Noch ein weiterer Tipp, der dir Nerven sparen kann... Denn ich stand kurz vor einer Einlieferung, in eine Klink mit weissen Jacken, bei denen die Ärmel viel zu lange sind!!!
Der Parameter "xSwitchonLastLevel" hat einen Fehler in der Bibliotheke!
Der funktioniert bei allen 2-stelligen Werten. Das heisst wenn du 100% hattest, schaltet er nicht bei 100% wieder ein.

Lampe 35% + Aus-Befehl = Lampe 0%, Danach Lampe wieder ein = 35%
Wenn du jetzt auf 100% dimmst und danach ausschaltest, geht die Lampe natürlich auf 0% (Aus).
Wenn du jetzt wieder einschaltest, geht die Lampe nicht auf die vorherigen 100%, sondern wieder auf 35%.
Das heisst der Parameter speichert irgendwie keine 3-stellige Zahl. Von 0-99% funktionierts.
Es bringt auch nichts, wenn du "bmaxOnLevel" auf 95% stellst.

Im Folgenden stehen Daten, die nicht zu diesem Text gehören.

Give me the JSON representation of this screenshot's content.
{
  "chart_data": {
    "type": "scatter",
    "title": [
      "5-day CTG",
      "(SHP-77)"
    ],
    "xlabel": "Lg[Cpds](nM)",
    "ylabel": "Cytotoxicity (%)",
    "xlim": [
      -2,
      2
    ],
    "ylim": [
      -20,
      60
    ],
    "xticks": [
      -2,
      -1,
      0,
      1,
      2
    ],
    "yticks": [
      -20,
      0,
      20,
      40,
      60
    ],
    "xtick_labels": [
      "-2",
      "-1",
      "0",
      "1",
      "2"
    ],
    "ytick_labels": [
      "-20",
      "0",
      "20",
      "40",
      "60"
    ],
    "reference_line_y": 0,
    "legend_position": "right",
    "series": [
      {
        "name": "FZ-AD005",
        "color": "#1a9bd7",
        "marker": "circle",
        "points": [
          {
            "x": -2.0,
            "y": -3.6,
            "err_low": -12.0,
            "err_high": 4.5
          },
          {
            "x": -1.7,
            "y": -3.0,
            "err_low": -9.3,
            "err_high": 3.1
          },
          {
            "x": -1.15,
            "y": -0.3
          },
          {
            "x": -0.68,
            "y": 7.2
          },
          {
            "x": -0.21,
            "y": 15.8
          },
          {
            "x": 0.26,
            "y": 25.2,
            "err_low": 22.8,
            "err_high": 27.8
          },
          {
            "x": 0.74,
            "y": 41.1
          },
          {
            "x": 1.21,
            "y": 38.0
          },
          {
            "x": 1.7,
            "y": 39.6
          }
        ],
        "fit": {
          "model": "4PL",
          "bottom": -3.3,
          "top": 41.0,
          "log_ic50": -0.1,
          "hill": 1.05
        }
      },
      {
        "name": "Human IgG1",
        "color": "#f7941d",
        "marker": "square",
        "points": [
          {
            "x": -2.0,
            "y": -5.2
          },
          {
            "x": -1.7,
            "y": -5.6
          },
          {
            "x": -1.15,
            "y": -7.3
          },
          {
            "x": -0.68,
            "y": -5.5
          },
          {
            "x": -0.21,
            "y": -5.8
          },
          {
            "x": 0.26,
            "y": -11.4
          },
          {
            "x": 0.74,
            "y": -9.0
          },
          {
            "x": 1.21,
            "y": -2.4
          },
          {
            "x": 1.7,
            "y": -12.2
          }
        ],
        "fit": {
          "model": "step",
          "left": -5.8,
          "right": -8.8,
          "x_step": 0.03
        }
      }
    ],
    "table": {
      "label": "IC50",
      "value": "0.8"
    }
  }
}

Das Problem ist (jetzt) bei Wago bekannt. Sie konnten aber nicht sagen, wann Sie es beheben können.


----------



## Passion4Automation (14 Oktober 2016)

Hallo egro,

vielen Dank für die ausführliche Beschreibung.
Leider muss ich mir eingestehen dass es trotzdem noch hackt.

Was ich gemacht habe, siehe Screenshots.
1. Ich bin auf EINFÜGEN dann TYPEN dann Definierte Typen, dann habe ich den typConfigDimmer(STRUCT) gewählt. Zuvor habe ich im Deklarationsteil noch die Variable Dimmer_Konfig angelegt.
2. Dann habe ich am FB FbDaliDimmDoubleButton den Eingang typConfigDimmer mit (Dimmer_Konfig) beschrieben.
3. Einen Ausgang erstellt und dort wieder Dimmer_Konfig und den Punkt eingefügt, jetzt erscheinen die Parameter die ich brauche.
4. Da wähle ich xswitchonlastlevel aus, mitt Doppelklick, wird dann automatisch in den Ausgang geschrieben.
5. Jetzt setze ich daran direkt einen Eingang, da schreibe ich True rein.
6. Übersetze das ganze (keine Fehlermeldung) Einloggen, Start und Bootprojekt erzeugen.
7. Leider schaltet die Beleuchtung dann nicht mit dem letzten Dimmwert wieder ein.


Mache ich das von der Vorgehensweise richtig oder ist das falsch.?

Vielen Dank.


----------



## egro (14 Oktober 2016)

Funktioniert einer der anderen Parameter?


----------



## Passion4Automation (14 Oktober 2016)

Tatsächlich, only dimming funktioniert. Also die Taster Dimmen nur noch aus und einschalten geht nicht mehr.
Hat das mit den Problem der nicht fix eingestellen werten zu tun ?


----------



## egro (14 Oktober 2016)

Kann schon sein...
Wenn du online gehst, kannst du die Parameter ansehen.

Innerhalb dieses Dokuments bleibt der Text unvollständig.